Лебег пожал плечами.
- Regis voluntas - suprema lex.
- Неужели этому злополучному делу так никогда конца и не будет? Нельзя же возбуждать судебное преследование на основании пустой болтовни? - сетовал Жирарден.
Лебег почти благодушно ответил:
- В таких случаях прибегают к эксгумации трупа.
Жирарден впал в отчаяние. Он представил себе, как чиновники уголовной полиции переезжают по озеру на остров Высоких Тополей, как там равнодушными руками сдвигают с места надгробный памятник, перерывают священную землю и вытаскивают из гроба труп, чтобы его заново кромсать.
- Что же делать? - растерянно спросил он.
- Король медлителен, - ответил Лебег, - пройдет какое-то время, раньше чем он решится отдать приказ о доследовании. Это время надо использовать. Надо, чтобы кто-нибудь из приближенных короля постарался на него воздействовать. Жан-Жак в моде, а круг королевы не отстает от моды. Вы как будто в родстве с маркизом де Водрей? Королева делает все, что захочет Водрей.
Маркиз скроил кислую мину. Он и кузен Водрей не любили друг друга. Ветренник и сверхизысканный щеголь Водрей с головы до пят был царедворцем. Жирарден расценивал его интерес к философии и литературе как чистейшую рисовку. В свою очередь, Водрей посмеивался над интеллектуальной кичливостью своего деревенского кузена.
- Не представляю себе, - сказал Жирарден с досадой, - как бы я мог убедить Водрея вмешаться в уголовное расследование, в котором заинтересован король.
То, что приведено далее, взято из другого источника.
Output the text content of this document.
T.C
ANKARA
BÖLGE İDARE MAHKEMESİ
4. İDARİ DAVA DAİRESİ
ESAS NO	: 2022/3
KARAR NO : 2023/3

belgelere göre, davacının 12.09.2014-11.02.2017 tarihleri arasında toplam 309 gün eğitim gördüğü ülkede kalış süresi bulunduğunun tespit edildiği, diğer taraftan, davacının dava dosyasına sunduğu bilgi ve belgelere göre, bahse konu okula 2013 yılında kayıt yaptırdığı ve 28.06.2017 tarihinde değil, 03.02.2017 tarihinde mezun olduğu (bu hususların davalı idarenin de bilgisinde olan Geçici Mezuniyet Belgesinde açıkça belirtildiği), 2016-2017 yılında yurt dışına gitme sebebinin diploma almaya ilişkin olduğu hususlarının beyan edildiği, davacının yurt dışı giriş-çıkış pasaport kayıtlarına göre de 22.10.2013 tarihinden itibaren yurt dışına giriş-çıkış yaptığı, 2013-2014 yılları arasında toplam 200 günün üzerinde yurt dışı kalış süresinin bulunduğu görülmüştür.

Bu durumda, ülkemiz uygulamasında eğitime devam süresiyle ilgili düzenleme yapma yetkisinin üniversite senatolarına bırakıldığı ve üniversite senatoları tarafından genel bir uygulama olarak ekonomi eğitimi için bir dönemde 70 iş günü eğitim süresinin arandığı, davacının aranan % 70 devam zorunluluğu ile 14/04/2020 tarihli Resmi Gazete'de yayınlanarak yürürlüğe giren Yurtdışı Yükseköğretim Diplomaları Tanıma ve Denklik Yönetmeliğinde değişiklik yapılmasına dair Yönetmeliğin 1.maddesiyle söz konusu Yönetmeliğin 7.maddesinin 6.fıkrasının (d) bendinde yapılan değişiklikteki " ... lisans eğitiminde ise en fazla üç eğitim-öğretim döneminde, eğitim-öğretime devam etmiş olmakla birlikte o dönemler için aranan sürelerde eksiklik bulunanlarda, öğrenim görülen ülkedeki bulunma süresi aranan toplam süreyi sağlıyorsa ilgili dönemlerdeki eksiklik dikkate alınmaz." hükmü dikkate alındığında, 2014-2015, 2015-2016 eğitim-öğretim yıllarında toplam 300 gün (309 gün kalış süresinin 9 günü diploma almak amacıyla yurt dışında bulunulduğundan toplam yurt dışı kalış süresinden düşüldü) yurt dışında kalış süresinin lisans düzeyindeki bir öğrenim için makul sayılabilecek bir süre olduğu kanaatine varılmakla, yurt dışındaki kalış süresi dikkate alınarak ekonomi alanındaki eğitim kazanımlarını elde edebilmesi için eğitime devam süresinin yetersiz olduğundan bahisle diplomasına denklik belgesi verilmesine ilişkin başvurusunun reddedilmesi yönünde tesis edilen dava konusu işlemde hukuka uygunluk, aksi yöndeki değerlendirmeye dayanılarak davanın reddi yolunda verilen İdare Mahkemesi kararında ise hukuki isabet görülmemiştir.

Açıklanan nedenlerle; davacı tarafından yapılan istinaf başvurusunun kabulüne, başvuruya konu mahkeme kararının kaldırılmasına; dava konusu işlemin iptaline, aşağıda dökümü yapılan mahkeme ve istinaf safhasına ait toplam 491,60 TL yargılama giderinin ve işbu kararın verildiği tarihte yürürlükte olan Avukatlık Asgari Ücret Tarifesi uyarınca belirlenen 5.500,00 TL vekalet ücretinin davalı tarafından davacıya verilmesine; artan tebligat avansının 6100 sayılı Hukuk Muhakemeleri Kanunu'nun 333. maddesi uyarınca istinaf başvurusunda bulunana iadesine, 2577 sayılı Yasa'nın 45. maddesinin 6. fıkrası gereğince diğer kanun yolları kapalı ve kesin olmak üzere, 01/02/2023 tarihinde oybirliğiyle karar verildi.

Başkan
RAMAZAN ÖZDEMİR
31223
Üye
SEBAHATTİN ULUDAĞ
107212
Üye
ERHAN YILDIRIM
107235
- Это можно было бы сделать обходным путем, - сказал Лебег. - Водрей и весь «Сиреневый кружок» королевы бредят «Новой Элоизой». Места, где Жан-Жак провел последние месяцы своей жизни и его могила, таят, несомненно, прелесть сенсации и моды для этих чувствительных кавалеров и дам. Водрей вряд ли откажется, если вы пригласите его приехать в Эрменонвиль... с королевой.
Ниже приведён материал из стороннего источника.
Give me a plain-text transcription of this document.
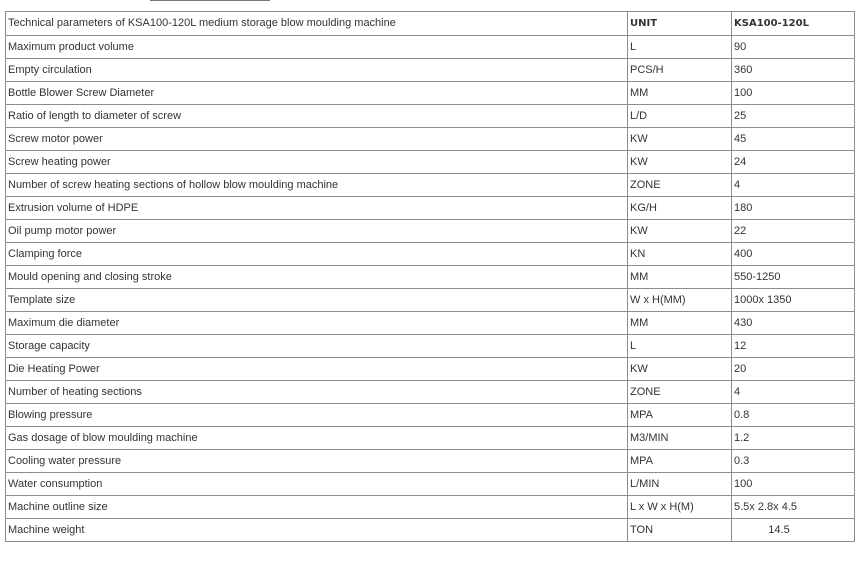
Technical parameters of KSA100-120L medium storage blow moulding machine	UNIT	KSA100-120L
Maximum product volume	L	90
Empty circulation	PCS/H	360
Bottle Blower Screw Diameter	MM	100
Ratio of length to diameter of screw	L/D	25
Screw motor power	KW	45
Screw heating power	KW	24
Number of screw heating sections of hollow blow moulding machine	ZONE	4
Extrusion volume of HDPE	KG/H	180
Oil pump motor power	KW	22
Clamping force	KN	400
Mould opening and closing stroke	MM	550-1250
Template size	W x H(MM)	1000x 1350
Maximum die diameter	MM	430
Storage capacity	L	12
Die Heating Power	KW	20
Number of heating sections	ZONE	4
Blowing pressure	MPA	0.8
Gas dosage of blow moulding machine	M3/MIN	1.2
Cooling water pressure	MPA	0.3
Water consumption	L/MIN	100
Machine outline size	L x W x H(M)	5.5x 2.8x 4.5
Machine weight	TON	14.5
Жирарден понял, куда клонит Лебег. Водрей был у королевы в большом фаворе, она безоговорочно принимала все его предложения. И если уж королева посетит могилу Жан-Жака, то осквернить ее после этого шумом уголовного дела будет невозможно. И тогда Жан-Жака навсегда оставят в покое. А вместе с Жан-Жаком и его, Жирардена.
Он поехал в Версаль. Водрей держал себя точно так, как ждал того Жирарден, иронически и покровительственно. Было горько просить у этого вылощенного вельможи об одолжении. Жирарден сделал над собой усилие, унизился, попросил. Как известно уважаемому кузену, сказал он, показать королеве, создательнице Трианона, Эрменонвиль - его давнишнее заветное желание; а теперь, когда величайший мыслитель Франции погребен в замке Эрменонвиль, быть может, и королеве самой захочется посетить эрменонвильские сады.
Водрей с удовольствием наблюдал, каких усилий стоит его деревенскому кузену поддерживать придворный тон. Он насквозь видел подоплеку всего этого дела. Водрей находил безвкусной идею толстяка Людовика поднять шум вокруг мертвого Жан-Жака, и его подмывало подстроить королю каверзу.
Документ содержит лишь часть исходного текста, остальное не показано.